そして、頑として譲らない「いや!俺はこの後、高校の同級会と幹事でもう一つの同級会をすることになっているんだ。
その時に出してもらうよ」何とか説得した。
実はババは、次回の代表幹事になっていて、今回は大切な同級会だったんだ。
一件落着、9日の夕方、幹事から連絡が入った。
明日は、最高でも20人程度の希望者だから、その様に段取って欲しい由。
さて10日当日に最終連絡が入った「三十数人になった。11時前には行けるんでその様に頼む」、何だって、簡単に言ってくれるよ!貸し切り状態じゃないか。
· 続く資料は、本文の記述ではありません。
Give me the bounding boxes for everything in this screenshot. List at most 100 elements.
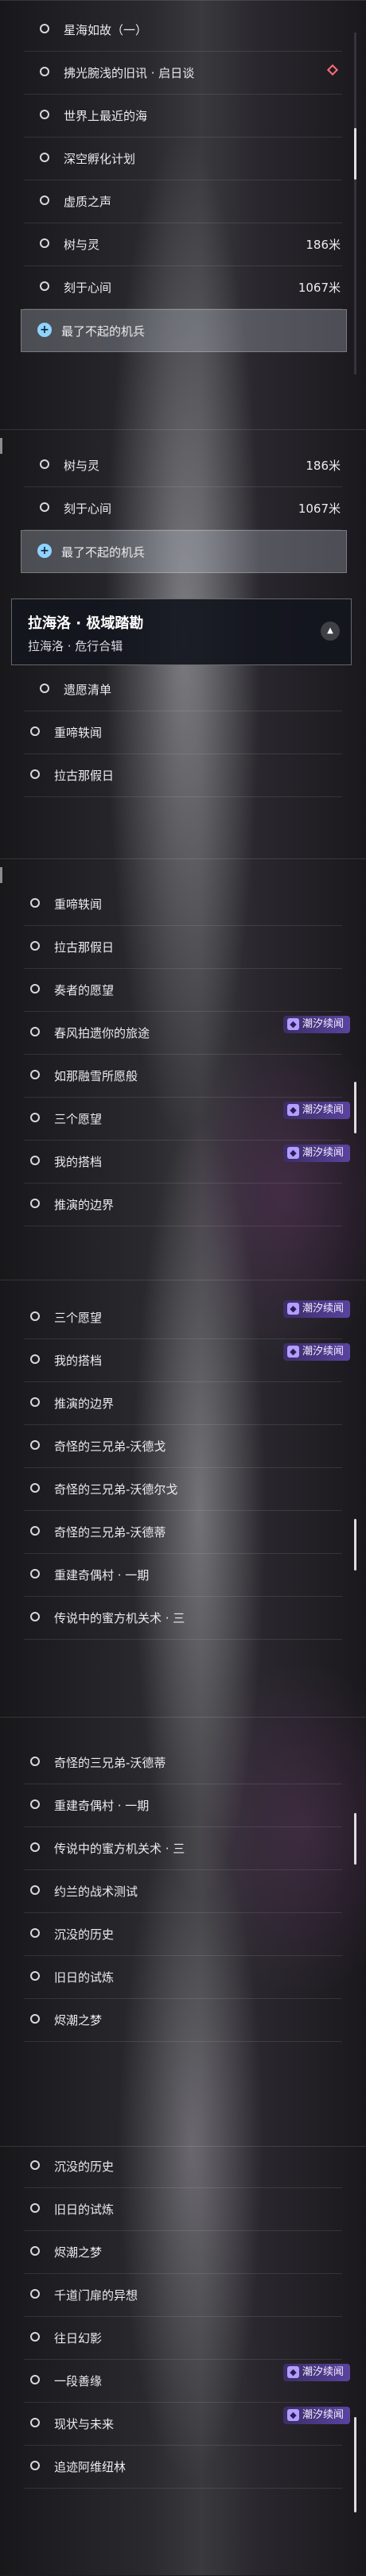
quest-row[interactable]: 奇怪的三兄弟-沃德尔戈 (0, 1468, 366, 1511)
quest-row[interactable]: 春风拍遗你的旅途 ◆ 潮汐续闻 (0, 1012, 366, 1055)
quest-status-circle-icon (40, 67, 49, 76)
quest-status-circle-icon (30, 898, 40, 908)
quest-title: 树与灵 (64, 459, 100, 473)
quest-row[interactable]: 约兰的战术测试 (0, 1870, 366, 1913)
quest-title: 烬潮之梦 (54, 2245, 103, 2260)
quest-row[interactable]: 重建奇偶村 · 一期 (0, 1554, 366, 1597)
quest-status-circle-icon (30, 1971, 40, 1981)
quest-row[interactable]: 传说中的蜜方机关术 · 三 (0, 1597, 366, 1640)
quest-row[interactable]: 世界上最近的海 (0, 95, 366, 138)
quest-row[interactable]: 现状与未来 ◆ 潮汐续闻 (0, 2403, 366, 2446)
quest-row-selected[interactable]: + 最了不起的机兵 (21, 309, 347, 352)
quest-row[interactable]: 拉古那假日 (0, 754, 366, 797)
quest-list-panel-5: 奇怪的三兄弟-沃德蒂重建奇偶村 · 一期传说中的蜜方机关术 · 三约兰的战术测试… (0, 1717, 366, 2139)
quest-status-circle-icon (30, 2289, 40, 2299)
quest-row[interactable]: 奏者的愿望 (0, 969, 366, 1012)
quest-row[interactable]: 我的搭档 ◆ 潮汐续闻 (0, 1339, 366, 1382)
quest-row[interactable]: 我的搭档 ◆ 潮汐续闻 (0, 1141, 366, 1183)
quest-title: 推演的边界 (54, 1198, 115, 1212)
quest-row[interactable]: 刻于心间 1067米 (0, 266, 366, 309)
region-title: 拉海洛 · 极域踏勘 (28, 615, 144, 632)
row-divider (24, 2488, 342, 2489)
quest-row[interactable]: 奇怪的三兄弟-沃德戈 (0, 1425, 366, 1468)
quest-title: 拉古那假日 (54, 769, 115, 783)
quest-title: 追迹阿维纽林 (54, 2460, 127, 2474)
quest-title: 旧日的试炼 (54, 2202, 115, 2217)
collapse-arrow-icon[interactable]: ▲ (321, 622, 340, 641)
quest-row[interactable]: 往日幻影 (0, 2317, 366, 2360)
quest-row[interactable]: 遗愿清单 (0, 668, 366, 711)
quest-status-circle-icon (30, 1027, 40, 1036)
quest-status-circle-icon (30, 1526, 40, 1536)
quest-title: 拂光腕浅的旧讯 · 启日谈 (64, 66, 195, 80)
quest-row[interactable]: 推演的边界 (0, 1382, 366, 1425)
scrollbar-thumb[interactable] (354, 2417, 356, 2512)
quest-row[interactable]: 拉古那假日 (0, 926, 366, 969)
quest-status-circle-icon (40, 459, 49, 469)
quest-title: 星海如故（一） (64, 23, 148, 37)
quest-title: 刻于心间 (64, 281, 112, 295)
quest-status-circle-icon (30, 1440, 40, 1450)
quest-row[interactable]: 一段善缘 ◆ 潮汐续闻 (0, 2360, 366, 2403)
badge-icon: ◆ (286, 2366, 299, 2378)
quest-status-circle-icon (30, 1311, 40, 1321)
quest-row-selected[interactable]: + 最了不起的机兵 (21, 530, 347, 573)
quest-status-circle-icon (30, 1569, 40, 1579)
scrollbar-thumb[interactable] (354, 1813, 356, 1865)
quest-status-circle-icon (40, 110, 49, 119)
quest-row[interactable]: 传说中的蜜方机关术 · 三 (0, 1827, 366, 1870)
scrollbar-track (354, 33, 356, 374)
quest-row[interactable]: 重啼轶闻 (0, 711, 366, 754)
quest-title: 重啼轶闻 (54, 726, 103, 740)
quest-status-circle-icon (30, 1070, 40, 1079)
scrollbar-thumb[interactable] (354, 128, 356, 180)
quest-row[interactable]: 虚质之声 (0, 180, 366, 223)
quest-row[interactable]: 旧日的试炼 (0, 1956, 366, 1999)
badge-icon: ◆ (286, 2409, 299, 2421)
region-header[interactable]: 拉海洛 · 极域踏勘 拉海洛 · 危行合辑 ▲ (11, 598, 352, 665)
quest-row[interactable]: 奇怪的三兄弟-沃德蒂 (0, 1741, 366, 1784)
quest-distance: 186米 (306, 459, 341, 473)
tide-tale-badge: ◆ 潮汐续闻 (282, 1343, 350, 1361)
quest-row[interactable]: 沉没的历史 (0, 1913, 366, 1956)
quest-row[interactable]: 奇怪的三兄弟-沃德蒂 (0, 1511, 366, 1554)
quest-row[interactable]: 重啼轶闻 (0, 883, 366, 926)
region-subtitle: 拉海洛 · 危行合辑 (28, 639, 123, 653)
quest-status-circle-icon (30, 1483, 40, 1493)
quest-row[interactable]: 重建奇偶村 · 一期 (0, 1784, 366, 1827)
tide-tale-badge: ◆ 潮汐续闻 (282, 1102, 350, 1119)
quest-row[interactable]: 刻于心间 1067米 (0, 487, 366, 530)
quest-row[interactable]: 如那融雪所愿般 (0, 1055, 366, 1098)
row-divider (24, 2041, 342, 2042)
quest-title: 推演的边界 (54, 1396, 115, 1411)
quest-status-circle-icon (30, 1354, 40, 1364)
quest-title: 奇怪的三兄弟-沃德戈 (54, 1439, 166, 1454)
quest-row[interactable]: 三个愿望 ◆ 潮汐续闻 (0, 1098, 366, 1141)
quest-title: 重啼轶闻 (54, 897, 103, 912)
quest-row[interactable]: 烬潮之梦 (0, 2231, 366, 2274)
quest-status-circle-icon (40, 196, 49, 205)
quest-row[interactable]: 星海如故（一） (0, 9, 366, 52)
quest-row[interactable]: 追迹阿维纽林 (0, 2446, 366, 2489)
quest-list-panel-3: 重啼轶闻拉古那假日 奏者的愿望 春风拍遗你的旅途 ◆ 潮汐续闻 如那融雪所愿般三个愿望 ◆ 潮… (0, 858, 366, 1273)
quest-status-circle-icon (30, 941, 40, 951)
quest-status-circle-icon (30, 769, 40, 779)
quest-title: 三个愿望 (54, 1112, 103, 1126)
quest-row[interactable]: 烬潮之梦 (0, 1999, 366, 2042)
quest-status-circle-icon (40, 684, 49, 693)
quest-row[interactable]: 深空孵化计划 (0, 138, 366, 180)
quest-row[interactable]: 千道门扉的异想 (0, 2274, 366, 2317)
quest-row[interactable]: 推演的边界 (0, 1183, 366, 1226)
scrollbar-thumb[interactable] (354, 1082, 356, 1133)
quest-row[interactable]: 旧日的试炼 (0, 2188, 366, 2231)
quest-status-circle-icon (30, 2418, 40, 2427)
quest-status-circle-icon (40, 502, 49, 512)
quest-row[interactable]: 树与灵 186米 (0, 444, 366, 487)
scrollbar-thumb[interactable] (354, 1519, 356, 1571)
quest-row[interactable]: 树与灵 186米 (0, 223, 366, 266)
quest-status-circle-icon (30, 1799, 40, 1809)
quest-row[interactable]: 拂光腕浅的旧讯 · 启日谈 (0, 52, 366, 95)
quest-row[interactable]: 三个愿望 ◆ 潮汐续闻 (0, 1296, 366, 1339)
quest-row[interactable]: 沉没的历史 (0, 2147, 366, 2188)
quest-title: 重建奇偶村 · 一期 (54, 1799, 150, 1813)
何人かは相乗りで来たが、牧之庵で解散なので車の数だけはいっぱい、忽ち駐車場は満車、通りの車道に何台も駐まってしまった。
近所の人が、何かあったんじゃないか(不幸でも)と心配したという。
それでも良かった。いや、ほんとに有り難い。少しの時間だったが、それでも久しい中学校の同期生の一部の友と出会えた。
一般のお客さんは、車の数にビックリしてサラさっぱりだったが、些か、ご迷惑をお掛けしたかもしれない。
還暦のハプニングと御容赦賜りたい。